Polacy na początek podkarpackiego
Utworzono: 2014-07-17 16:32:58 - Autor: Patryk Polek

Polacy na początek podkarpackiego "tournee" pokonali Brazylijczyków

Reprezentacja Polski juniorów, z dwoma rzeszowianami w składzie, pokonała drużynę Brazylii w pierwszym meczu sparingowym, który rozegrano w Łańcucie. Juniorzy zagrają jeszcze cztery mecze na Podkarpaciu.

Pierwszy set rozpoczął się od popełnienia kilku błędów zarówno z jednej, jak i z drugiej strony. Jednak to zawodnicy z Ameryki Południowej uzyskali trzypunktową przewagę (5:2). Podopieczni trenera Nawrockiego próbowali ratować sytuację, jednak po dwóch świetnych atakach ze środka Dos Santosa, przewaga gości nie zmalała (8:5). Polacy wyglądali na początku spotkania na lekko wystraszonych. Zarówno ataki, jak i zagrywka nie sprawiały przeciwnikom zbyt dużego problemu. Sygnał do zmiany dał Jakub Kochanowski, który po dwóch dobrych atakach ze środka zdołał zmniejszyć różnicę (7:8). W szeregach gości od początku spotkania na skrzydle szalał kapitan - Fabio Rodriguez. Kolejny punkt, tym razem grając blokiem, zanotował na swoim koncie Kochanowski (14:15), a zaraz po nim, w tym samym elemencie świetnie zagrał Mordyl, doprowadzając do wyrównania 17:17. Po serii błędów obu drużyn trener Nawrocki wprowadził na boisko Artura Szalpuka, dzięki któremu drużyna wypracowała sobie dwa punkty przewagi 21:19. Końcówka tej partii, to nerwowa gra na przewagi, w której z dobrej strony ponownie pokazali się Rodriguez oraz Madaloz. Doping kibiców poniósł w końcówce młodych siatkarzy, jednak więcej zimnej krwi zachowali Brazylijczycy, którzy zakończyli tę partię na swoją korzyść.

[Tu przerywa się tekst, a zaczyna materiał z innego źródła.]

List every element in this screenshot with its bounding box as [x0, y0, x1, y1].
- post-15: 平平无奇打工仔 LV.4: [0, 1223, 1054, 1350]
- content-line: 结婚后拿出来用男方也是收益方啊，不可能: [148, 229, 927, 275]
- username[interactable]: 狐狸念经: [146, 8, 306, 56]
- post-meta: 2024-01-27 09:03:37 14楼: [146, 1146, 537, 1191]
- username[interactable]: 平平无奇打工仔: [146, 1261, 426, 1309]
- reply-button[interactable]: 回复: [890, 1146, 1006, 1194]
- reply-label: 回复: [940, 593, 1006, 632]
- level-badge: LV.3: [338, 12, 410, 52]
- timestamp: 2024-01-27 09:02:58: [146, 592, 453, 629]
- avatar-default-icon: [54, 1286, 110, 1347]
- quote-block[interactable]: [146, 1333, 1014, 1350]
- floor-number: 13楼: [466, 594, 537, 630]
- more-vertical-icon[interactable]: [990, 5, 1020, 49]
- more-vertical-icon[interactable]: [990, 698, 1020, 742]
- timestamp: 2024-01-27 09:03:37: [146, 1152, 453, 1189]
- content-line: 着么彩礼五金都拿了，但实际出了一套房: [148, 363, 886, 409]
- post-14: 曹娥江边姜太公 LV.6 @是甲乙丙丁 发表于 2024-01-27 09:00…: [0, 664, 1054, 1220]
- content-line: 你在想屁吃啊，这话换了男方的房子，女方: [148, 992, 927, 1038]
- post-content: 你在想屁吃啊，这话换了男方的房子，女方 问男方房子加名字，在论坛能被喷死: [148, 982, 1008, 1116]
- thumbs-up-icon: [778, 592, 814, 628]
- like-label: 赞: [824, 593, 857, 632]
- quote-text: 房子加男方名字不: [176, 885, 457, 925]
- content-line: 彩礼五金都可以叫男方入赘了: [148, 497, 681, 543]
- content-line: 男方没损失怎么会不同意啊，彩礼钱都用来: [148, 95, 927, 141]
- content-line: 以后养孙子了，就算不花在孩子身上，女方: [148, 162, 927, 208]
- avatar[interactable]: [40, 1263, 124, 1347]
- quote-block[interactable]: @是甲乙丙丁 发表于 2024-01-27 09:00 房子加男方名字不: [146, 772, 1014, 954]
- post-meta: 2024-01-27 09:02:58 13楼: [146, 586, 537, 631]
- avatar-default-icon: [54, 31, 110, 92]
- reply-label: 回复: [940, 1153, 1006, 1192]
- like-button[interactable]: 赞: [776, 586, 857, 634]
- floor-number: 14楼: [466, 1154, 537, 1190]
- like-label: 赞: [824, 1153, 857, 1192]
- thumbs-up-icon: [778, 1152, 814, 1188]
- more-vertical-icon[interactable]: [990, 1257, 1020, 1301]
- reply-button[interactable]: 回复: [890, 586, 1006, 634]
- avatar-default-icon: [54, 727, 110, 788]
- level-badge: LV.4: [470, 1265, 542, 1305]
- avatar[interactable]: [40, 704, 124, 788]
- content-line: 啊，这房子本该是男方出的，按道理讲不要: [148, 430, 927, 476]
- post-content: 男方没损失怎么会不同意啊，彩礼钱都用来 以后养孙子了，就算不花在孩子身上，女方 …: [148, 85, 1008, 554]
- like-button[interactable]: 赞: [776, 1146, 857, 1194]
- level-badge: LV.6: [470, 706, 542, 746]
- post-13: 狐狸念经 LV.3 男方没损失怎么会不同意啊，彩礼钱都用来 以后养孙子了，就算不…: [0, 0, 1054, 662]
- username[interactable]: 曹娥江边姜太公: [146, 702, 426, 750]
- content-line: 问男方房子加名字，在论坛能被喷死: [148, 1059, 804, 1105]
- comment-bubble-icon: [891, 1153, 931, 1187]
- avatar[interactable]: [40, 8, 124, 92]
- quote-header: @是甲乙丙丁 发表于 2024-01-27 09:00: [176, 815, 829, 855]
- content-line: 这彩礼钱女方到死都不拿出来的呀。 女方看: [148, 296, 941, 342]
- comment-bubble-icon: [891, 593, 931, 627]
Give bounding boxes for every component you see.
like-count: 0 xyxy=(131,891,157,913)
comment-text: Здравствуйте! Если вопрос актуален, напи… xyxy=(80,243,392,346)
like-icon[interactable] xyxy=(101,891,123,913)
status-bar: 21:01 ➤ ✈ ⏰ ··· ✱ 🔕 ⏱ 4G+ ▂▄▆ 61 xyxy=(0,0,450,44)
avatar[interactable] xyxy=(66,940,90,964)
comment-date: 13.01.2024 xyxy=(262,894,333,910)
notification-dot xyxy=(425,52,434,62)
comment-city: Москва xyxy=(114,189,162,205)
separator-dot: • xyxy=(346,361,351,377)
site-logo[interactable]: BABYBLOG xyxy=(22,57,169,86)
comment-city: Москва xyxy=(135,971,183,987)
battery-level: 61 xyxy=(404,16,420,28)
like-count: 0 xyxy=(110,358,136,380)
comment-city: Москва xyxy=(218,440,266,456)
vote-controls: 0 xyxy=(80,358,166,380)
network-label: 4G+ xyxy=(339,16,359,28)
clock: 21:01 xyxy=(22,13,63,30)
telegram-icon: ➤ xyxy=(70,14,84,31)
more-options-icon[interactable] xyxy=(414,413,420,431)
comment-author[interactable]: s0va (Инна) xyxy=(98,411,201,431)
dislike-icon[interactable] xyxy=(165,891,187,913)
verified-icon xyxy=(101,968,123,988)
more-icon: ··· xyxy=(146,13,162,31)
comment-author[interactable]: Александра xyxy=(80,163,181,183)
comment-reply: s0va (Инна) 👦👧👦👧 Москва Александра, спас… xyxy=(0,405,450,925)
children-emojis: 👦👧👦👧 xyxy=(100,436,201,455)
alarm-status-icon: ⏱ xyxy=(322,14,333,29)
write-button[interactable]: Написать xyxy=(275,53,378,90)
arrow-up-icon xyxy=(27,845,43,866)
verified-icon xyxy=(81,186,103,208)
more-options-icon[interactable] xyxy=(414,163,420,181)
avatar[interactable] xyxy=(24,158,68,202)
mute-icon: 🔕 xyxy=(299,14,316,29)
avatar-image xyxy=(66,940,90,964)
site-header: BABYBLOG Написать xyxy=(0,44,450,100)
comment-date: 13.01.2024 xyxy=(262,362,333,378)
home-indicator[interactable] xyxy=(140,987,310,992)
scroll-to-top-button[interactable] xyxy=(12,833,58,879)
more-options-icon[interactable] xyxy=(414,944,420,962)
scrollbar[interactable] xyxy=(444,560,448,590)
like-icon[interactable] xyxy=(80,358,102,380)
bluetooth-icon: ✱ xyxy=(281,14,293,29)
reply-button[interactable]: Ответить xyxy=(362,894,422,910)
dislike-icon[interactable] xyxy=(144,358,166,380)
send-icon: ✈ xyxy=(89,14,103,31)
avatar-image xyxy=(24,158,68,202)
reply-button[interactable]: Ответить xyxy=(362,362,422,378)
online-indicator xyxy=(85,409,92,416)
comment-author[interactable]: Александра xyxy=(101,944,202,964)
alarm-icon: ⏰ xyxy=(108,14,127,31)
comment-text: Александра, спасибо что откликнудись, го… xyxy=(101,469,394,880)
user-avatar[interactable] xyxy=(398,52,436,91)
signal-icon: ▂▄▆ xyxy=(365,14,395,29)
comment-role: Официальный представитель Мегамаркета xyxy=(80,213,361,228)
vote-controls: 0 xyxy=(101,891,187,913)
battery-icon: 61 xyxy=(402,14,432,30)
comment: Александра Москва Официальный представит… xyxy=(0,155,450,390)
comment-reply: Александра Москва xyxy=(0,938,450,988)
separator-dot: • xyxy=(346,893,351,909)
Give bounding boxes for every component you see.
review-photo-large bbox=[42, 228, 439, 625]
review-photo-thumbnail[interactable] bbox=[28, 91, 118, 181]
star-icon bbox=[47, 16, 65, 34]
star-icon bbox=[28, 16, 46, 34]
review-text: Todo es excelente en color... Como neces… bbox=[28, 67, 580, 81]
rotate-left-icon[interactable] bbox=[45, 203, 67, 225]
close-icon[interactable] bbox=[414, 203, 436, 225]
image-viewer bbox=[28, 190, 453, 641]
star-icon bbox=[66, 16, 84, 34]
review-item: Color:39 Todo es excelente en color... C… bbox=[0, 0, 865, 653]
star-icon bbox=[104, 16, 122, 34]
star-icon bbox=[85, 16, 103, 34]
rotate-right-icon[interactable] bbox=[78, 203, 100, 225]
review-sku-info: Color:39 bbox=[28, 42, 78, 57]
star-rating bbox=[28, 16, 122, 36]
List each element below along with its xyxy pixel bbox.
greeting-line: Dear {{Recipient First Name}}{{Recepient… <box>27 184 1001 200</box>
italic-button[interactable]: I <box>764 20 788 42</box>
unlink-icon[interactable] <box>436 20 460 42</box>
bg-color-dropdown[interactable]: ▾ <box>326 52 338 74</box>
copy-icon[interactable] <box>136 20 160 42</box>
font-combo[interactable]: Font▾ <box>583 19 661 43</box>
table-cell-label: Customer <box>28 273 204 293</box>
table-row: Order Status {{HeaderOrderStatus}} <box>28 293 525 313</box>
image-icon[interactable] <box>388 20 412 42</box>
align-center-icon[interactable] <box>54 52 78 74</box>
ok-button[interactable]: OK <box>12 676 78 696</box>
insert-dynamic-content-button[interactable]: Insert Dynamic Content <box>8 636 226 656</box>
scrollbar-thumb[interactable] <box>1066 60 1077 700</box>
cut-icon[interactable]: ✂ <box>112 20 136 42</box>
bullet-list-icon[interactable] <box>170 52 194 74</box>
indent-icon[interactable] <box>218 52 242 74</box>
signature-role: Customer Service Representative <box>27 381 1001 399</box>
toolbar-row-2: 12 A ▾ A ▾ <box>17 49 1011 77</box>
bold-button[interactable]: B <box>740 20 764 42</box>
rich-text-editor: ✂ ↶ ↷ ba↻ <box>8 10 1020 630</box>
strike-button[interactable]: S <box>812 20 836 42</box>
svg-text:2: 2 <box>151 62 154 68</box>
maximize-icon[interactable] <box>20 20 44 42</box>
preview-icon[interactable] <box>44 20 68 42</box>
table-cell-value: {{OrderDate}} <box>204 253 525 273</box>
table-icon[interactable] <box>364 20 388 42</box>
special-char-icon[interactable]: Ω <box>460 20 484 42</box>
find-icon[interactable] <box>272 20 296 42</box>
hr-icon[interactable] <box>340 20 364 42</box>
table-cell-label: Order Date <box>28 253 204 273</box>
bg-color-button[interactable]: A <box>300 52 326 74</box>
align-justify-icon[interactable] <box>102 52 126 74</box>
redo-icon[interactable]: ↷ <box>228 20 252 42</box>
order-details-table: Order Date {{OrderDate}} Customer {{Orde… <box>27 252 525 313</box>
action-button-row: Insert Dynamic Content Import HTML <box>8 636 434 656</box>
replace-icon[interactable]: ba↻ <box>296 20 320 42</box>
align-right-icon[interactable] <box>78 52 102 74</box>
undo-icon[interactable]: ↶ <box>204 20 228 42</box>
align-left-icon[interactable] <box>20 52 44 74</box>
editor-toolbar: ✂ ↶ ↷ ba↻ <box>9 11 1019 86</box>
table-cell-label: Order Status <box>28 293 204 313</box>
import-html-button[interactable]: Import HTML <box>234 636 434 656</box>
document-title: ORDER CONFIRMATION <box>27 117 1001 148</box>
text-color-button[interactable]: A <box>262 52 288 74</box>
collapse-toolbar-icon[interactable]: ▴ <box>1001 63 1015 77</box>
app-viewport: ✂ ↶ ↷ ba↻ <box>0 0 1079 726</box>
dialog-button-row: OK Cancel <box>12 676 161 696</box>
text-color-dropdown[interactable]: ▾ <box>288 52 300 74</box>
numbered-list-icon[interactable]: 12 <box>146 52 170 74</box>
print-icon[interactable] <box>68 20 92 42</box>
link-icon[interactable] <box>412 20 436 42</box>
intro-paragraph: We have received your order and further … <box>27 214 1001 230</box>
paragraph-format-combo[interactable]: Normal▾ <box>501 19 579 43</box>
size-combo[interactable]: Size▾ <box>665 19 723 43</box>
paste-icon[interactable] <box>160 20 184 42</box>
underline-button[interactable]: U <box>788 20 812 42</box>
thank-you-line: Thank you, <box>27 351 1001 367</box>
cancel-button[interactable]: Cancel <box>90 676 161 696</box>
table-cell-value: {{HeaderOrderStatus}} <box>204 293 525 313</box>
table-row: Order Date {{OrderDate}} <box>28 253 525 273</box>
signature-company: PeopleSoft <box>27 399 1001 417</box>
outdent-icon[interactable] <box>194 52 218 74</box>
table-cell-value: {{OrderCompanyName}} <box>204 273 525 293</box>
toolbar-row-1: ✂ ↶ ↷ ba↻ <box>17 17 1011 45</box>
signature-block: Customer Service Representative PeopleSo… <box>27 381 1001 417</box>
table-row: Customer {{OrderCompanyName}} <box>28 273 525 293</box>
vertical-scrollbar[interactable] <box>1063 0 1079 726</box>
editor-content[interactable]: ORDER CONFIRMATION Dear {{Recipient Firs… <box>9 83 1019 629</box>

Emocjonująca końcówka pierwszego seta sparingu juniorów w Łańcucie przeniosła się na początek drugiego. Nadal ze skrzydeł mocnymi atakami błyskali Rodriguez i Madaloz. Polacy od początku wzmocnili zagrywkę oraz poprawili blok, dzięki czemu na pierwszą przerwę techniczną schodzili jednopunktowym prowadzeniem. Chwilę później Brazylijczycy tracili już trzy oczka do gospodarzy. W dalszej części seta przyjezdni wyrównali (13:13), a po świetnych serwisach udało im się uzyskać trzypunktową przewagę (18:15). Po bloku Bartosza Bućko na Madalozie oraz ataku Śliwki, Polacy zdołali dogonić przeciwników. Ponownie w końcówce miała miejsce walce punkt za punkt (21:21, 23:23). Tym razem jednak na wysokości zadania stanęli Szalpuk oraz Kochanowki, którzy swoimi dobrymi atakami doprowadzili do wygranej reprezentacji Polski.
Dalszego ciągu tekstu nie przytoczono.